Other changes that follow from the new primacy of services are promising. Compared to pollution and other forms of environmental degradation that typically accompany factories -- China surpassed the U.S. as the planet's largest emitter of CO2 in 2006 -- the externalities of services sectors have tended to be positive: spillover economic productivity, for example.
Adding It Up
Big, messy questions emerge as we consider these changes in parallel. What is the impact of information and communications technologies, most of which have emerged in the past 50 years, on the shift to predominance of services employment, which was tens of thousands of years in the making? How will global mobility of computing and telecommunications shape existing and future services industries? How will an increasingly searchable base of knowledge and information affect interpersonal relationships and employment patterns, not to mention notions of privacy, ownership, and redress?
As government becomes a major services sector in its own right, how will it generate sufficient revenues without killing off fragile but fast-growing industries?
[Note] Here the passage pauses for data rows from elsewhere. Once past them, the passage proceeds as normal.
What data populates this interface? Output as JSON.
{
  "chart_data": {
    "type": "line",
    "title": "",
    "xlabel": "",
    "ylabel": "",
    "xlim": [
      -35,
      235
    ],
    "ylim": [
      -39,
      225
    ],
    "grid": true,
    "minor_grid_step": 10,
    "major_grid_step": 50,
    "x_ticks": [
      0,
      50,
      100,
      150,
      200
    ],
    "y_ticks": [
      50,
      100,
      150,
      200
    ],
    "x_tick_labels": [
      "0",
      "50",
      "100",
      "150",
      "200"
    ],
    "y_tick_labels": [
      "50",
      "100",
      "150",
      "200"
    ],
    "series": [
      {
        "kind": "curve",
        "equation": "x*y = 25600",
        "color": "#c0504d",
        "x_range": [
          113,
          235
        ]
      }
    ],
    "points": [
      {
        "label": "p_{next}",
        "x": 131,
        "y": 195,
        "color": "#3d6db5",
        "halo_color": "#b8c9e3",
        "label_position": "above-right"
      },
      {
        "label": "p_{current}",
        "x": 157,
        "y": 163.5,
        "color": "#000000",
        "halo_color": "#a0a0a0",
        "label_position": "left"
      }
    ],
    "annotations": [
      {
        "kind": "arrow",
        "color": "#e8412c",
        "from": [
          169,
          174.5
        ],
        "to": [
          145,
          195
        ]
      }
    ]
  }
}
African countries have for decades depended on the hard currency brought into the nation by long-distance interconnect charges. With the decline of transatlantic faxes and the rise of Skype, for example, those revenues must be replaced. A promising revenue source, from the government's perspective, is the mobile phone industry: in such countries as Malawi and Ghana, over 1/3 of the cost of mobile phone ownership is tax, according to the GSM trade association.
This is not new. At the time of the 3G spectrum auctions in the UK in 2000, major debates were concerned with what to do with the 37-billion Euro windfall: not without controversy, it went to pay off national debt, rather than improve the Health Service, cut taxes, or rebuild infrastructure. In manufacturing industries, it's difficult to imagine similar tax booms -- although resources can pay off handsomely, insofar as North Sea oil has behaved similarly for England and Norway, for example.
Lots of questions remain, probably best discussed non-virtually, over a beer. Until we can approximate that scenario, what do you think will be the next historic crossover? Given sufficient input I'll build the next letter on the answers.